Dr. Michael Har-Noy indicates that since the HVT mechanism must be linked to a HVG rejection, the patient needs an immune system that is strong enough to reject the donor T-cells. Also, since graft rejection (HVG) is required, the donor cells need to be mismatched to the recipient. This is an immense improvement over allogeneic BMT, where only one third of eligible patients can find an appropriately matched donor.
The Mirror EffectTM therefore involves administration of unmatched cells into a cancer patient who has not been pretreated, so that these foreign cells can be rejected by the patient’s immune system. Dr. Michael Har-Noy says that this HVG mechanism is the “mirror” of the deadly GVHD but is not harmful. The HVG rejection starts the host-mediated tumor destruction (HVT), which is the “mirror” of the GVT mechanism. The “mirror” effect mimics the curative GVT mechanism of BMT while at the same time avoiding the deadly toxicity of GVHD.
Dr. Michael Har-Noy thinks that the “Mirror EffectTM” may start an entirely new field of cancer therapy.
Dr. Michael Har-Noy of Immunovative Therapies Ltd., Reports Remarkable Results in Breast Cancer Treatment4 Jul
Dr. Michael Har-Noy states that the immune mechanism of an allogeneic stem cell transplant has been shown to be effective in killing chemotherapy-resistant metastatic cancer cells despite the presence of immunoavoidance mechanisms, but this immune effect is closely tied to lethal graft versus host disease (GVHD) toxicity, therefore limiting its clinical use.
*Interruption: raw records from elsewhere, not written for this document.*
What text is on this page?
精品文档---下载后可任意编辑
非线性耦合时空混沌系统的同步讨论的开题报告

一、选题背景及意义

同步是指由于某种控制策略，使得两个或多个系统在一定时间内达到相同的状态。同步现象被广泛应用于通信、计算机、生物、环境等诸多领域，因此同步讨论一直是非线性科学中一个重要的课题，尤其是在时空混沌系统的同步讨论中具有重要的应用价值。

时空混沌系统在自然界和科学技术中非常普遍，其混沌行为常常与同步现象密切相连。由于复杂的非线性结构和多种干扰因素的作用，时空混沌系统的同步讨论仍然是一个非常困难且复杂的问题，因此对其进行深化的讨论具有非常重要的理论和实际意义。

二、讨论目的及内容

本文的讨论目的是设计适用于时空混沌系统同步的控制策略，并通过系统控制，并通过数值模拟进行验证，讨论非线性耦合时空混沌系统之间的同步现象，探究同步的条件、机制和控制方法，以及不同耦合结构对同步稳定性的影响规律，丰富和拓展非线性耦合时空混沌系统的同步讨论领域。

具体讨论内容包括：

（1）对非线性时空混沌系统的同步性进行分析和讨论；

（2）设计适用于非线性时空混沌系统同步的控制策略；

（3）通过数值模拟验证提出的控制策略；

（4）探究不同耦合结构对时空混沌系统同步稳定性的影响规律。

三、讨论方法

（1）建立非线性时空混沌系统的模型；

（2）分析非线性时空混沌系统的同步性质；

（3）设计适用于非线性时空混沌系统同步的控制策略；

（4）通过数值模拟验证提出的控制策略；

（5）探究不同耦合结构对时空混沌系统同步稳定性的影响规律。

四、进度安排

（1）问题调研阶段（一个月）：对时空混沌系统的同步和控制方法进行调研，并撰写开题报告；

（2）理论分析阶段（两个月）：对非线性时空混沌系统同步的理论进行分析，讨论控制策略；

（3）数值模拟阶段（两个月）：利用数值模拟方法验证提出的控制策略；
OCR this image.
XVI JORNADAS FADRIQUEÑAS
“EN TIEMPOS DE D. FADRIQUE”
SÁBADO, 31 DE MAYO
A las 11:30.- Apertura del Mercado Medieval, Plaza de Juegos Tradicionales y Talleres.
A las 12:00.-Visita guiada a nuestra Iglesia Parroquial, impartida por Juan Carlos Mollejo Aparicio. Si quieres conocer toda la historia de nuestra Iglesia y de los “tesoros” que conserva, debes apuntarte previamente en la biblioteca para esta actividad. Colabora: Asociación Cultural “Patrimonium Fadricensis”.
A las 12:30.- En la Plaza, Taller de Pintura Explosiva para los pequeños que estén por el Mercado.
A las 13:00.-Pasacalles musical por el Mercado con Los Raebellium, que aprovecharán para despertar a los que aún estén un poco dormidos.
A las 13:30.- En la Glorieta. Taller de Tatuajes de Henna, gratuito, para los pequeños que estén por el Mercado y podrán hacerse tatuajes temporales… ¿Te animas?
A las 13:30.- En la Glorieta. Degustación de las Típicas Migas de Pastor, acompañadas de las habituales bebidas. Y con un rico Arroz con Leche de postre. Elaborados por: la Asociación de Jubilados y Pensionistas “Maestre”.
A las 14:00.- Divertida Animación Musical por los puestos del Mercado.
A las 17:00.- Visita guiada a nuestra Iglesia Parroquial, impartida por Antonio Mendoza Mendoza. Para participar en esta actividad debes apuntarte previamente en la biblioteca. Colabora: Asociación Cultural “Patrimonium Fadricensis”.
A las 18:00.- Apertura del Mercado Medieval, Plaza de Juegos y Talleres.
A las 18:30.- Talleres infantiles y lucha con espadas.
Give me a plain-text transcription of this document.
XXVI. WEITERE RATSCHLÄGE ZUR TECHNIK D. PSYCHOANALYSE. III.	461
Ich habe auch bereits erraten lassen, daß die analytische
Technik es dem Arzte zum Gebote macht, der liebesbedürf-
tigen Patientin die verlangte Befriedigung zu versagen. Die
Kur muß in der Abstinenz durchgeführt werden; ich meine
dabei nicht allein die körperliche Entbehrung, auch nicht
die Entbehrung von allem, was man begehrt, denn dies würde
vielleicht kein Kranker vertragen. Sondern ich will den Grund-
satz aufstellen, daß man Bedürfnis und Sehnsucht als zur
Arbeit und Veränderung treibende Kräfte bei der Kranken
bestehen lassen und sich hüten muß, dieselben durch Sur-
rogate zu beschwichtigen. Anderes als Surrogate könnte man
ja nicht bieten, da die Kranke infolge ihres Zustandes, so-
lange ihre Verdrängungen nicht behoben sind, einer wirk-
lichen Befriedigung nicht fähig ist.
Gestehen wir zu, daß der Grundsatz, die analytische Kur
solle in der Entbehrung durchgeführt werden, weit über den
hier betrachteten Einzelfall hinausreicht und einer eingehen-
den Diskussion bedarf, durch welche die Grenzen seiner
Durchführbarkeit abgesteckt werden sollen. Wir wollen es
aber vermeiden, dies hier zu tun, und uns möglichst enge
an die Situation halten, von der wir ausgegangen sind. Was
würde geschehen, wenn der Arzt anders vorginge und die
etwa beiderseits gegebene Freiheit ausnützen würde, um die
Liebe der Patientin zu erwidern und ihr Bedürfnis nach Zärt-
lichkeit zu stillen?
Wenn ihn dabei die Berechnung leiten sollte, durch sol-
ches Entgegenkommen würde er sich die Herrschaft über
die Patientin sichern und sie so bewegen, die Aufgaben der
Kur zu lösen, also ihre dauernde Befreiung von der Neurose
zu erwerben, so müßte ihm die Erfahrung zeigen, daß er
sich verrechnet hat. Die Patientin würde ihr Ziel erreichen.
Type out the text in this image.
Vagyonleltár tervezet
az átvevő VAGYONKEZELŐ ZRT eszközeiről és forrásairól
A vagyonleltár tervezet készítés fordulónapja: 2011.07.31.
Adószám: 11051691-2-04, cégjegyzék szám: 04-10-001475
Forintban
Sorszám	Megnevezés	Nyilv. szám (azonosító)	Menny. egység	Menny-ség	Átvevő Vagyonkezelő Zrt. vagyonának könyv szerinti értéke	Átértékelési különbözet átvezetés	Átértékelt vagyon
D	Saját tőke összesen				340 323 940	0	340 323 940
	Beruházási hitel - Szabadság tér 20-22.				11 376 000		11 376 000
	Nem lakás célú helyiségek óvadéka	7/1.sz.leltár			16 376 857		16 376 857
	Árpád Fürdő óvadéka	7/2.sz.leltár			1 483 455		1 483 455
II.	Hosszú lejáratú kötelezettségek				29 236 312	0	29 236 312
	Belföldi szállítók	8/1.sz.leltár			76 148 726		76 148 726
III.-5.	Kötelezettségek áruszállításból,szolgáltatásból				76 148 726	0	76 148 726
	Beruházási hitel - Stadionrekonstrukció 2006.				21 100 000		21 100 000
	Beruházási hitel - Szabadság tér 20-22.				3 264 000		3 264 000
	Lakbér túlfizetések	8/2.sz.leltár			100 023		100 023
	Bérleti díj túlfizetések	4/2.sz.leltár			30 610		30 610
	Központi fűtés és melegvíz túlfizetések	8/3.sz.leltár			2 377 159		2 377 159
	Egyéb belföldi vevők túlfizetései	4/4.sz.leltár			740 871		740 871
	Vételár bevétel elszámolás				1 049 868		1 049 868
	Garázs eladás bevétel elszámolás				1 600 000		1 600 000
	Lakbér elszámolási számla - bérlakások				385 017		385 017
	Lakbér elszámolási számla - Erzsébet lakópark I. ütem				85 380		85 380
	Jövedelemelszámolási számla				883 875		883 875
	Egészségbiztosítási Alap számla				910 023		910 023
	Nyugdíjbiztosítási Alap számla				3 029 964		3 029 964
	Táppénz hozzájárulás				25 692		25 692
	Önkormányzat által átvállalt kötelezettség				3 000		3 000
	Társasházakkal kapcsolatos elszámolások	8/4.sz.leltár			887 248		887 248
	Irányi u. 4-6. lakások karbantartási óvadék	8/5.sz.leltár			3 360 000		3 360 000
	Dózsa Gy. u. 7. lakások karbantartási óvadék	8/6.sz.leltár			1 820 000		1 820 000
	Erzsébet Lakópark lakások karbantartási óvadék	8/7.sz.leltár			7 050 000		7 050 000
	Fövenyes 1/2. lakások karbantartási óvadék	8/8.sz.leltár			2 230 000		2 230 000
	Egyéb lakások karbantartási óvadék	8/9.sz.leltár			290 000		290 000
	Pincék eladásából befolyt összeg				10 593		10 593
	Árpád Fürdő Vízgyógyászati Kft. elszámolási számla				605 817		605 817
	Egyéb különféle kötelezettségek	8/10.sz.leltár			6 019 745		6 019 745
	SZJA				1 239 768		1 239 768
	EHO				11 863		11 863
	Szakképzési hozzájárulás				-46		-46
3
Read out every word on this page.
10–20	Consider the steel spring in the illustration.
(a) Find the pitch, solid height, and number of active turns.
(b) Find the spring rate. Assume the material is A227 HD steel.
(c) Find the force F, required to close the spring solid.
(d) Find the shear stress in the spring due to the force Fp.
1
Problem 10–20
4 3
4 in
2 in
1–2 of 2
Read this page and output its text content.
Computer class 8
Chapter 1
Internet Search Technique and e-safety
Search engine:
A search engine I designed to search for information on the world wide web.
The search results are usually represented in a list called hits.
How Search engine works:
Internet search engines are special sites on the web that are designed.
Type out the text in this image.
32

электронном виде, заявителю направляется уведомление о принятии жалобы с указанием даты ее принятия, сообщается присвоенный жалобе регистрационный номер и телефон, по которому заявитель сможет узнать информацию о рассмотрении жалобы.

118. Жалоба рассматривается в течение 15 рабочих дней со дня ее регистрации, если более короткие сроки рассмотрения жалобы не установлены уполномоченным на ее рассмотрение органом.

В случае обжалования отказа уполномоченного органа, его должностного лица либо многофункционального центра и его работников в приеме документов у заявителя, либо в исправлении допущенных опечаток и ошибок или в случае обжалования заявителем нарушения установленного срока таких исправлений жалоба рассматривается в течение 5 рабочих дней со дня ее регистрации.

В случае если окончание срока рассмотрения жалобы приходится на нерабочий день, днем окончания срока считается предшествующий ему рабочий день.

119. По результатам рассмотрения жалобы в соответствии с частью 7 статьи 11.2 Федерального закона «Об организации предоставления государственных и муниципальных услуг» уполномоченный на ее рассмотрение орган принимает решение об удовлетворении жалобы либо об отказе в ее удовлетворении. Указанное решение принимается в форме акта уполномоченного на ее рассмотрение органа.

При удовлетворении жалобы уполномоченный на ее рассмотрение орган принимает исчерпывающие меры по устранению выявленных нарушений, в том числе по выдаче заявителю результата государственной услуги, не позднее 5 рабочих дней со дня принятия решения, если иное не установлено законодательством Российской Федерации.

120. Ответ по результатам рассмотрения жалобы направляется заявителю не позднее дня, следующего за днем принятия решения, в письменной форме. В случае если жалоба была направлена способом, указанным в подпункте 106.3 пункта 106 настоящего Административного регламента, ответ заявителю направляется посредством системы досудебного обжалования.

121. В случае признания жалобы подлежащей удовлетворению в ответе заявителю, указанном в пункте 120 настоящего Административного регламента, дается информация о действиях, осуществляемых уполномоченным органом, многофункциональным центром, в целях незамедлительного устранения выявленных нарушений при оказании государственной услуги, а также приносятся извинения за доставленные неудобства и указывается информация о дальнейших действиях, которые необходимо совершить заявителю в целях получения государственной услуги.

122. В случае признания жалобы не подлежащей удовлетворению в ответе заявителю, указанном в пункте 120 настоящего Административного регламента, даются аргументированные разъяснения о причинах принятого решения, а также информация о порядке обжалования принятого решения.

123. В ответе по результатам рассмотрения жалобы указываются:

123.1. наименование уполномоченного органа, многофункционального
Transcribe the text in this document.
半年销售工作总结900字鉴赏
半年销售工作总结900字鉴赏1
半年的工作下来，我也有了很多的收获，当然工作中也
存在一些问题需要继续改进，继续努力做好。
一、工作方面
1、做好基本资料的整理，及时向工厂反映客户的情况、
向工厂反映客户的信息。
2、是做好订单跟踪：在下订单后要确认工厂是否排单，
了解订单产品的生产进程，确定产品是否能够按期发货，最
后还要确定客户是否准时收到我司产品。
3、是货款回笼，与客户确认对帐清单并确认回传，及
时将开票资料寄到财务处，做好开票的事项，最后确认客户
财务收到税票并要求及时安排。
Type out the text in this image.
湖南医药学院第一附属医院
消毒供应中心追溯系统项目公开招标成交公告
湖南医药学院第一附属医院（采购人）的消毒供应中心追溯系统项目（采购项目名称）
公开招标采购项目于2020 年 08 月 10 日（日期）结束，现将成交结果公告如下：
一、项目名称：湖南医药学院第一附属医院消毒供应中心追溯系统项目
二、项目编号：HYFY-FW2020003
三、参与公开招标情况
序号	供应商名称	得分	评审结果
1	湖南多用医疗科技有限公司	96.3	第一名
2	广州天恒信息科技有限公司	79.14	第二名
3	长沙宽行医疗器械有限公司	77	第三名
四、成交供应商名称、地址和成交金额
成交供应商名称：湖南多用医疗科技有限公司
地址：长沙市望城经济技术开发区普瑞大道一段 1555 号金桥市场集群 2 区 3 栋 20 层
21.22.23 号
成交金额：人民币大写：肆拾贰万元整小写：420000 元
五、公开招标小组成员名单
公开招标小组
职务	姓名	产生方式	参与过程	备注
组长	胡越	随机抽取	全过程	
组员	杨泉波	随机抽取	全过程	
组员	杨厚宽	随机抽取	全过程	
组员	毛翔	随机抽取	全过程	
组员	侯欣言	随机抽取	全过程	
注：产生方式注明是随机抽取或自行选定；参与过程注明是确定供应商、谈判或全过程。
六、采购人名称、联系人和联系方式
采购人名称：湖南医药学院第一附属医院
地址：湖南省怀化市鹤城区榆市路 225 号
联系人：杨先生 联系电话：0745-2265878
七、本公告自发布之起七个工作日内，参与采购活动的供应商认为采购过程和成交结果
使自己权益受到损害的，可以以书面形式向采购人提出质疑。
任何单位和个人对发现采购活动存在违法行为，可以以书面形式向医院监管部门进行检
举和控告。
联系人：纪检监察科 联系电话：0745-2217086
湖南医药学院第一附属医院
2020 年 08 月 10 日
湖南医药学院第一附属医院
Immunovative Therapies Ltd., a biotech company in Israel, has developed a proprietary compound, AlloStim™, that was designed to elicit a host anti-tumor response without GVHD side effects. Dr. Michael Har-Noy describes how drug was recently evaluated in an FDA-approved phase I/II trial of 42 late-stage metastatic solid tumor patients with a variety of cell types. Most patients in the trial showed evidence of enhanced survival and immune-mediated tumor destruction without GVHD toxicity. Conventional RECIST criteria overestimated tumor size, as responding tumors swelled and appeared larger on computed tomographic scan.
Serum interleukin 12 (IL-12) levels were identified as a predictor of enhanced survival. Fifty percent of patients treated with Immunovative Therapies’ proprietary compound were IL-12-positive and survived a median of 211 days, as opposed to 131 days for those that were IL-12-negative. Nine of 16 refractory metastatic breast cancer patients were IL-12 positive. The Her2-positive subset of breast cancer patients (five of them) were all IL-12 positive and had a median survival of 416 days, while the 11 Her2-negative patients had a median survival of only 134 days.
Dr. Michael Har-Noy indicates that Her2-positive tumors usually spread faster and have a worse prognosis than Her2-negative cancers. The superior response to allogeneic cell treatment in the Her2 positive metastatic breast cancer patients may be due to high quantities of anti-Her2 antibodies present in this subset of patients. Hypothetically, the allogeneic cell treatment potentiates the ability of these antibodies to cause tumor destruction.
This preliminary report describes a remarkably prolonged survival time in a gravely ill subset of cancer patients with an extremely short life expectancy. Immunovative Therapies is preparing to conduct a randomized, double-blind Phase II/III study of this unique treatment in metastatic breast cancer patients.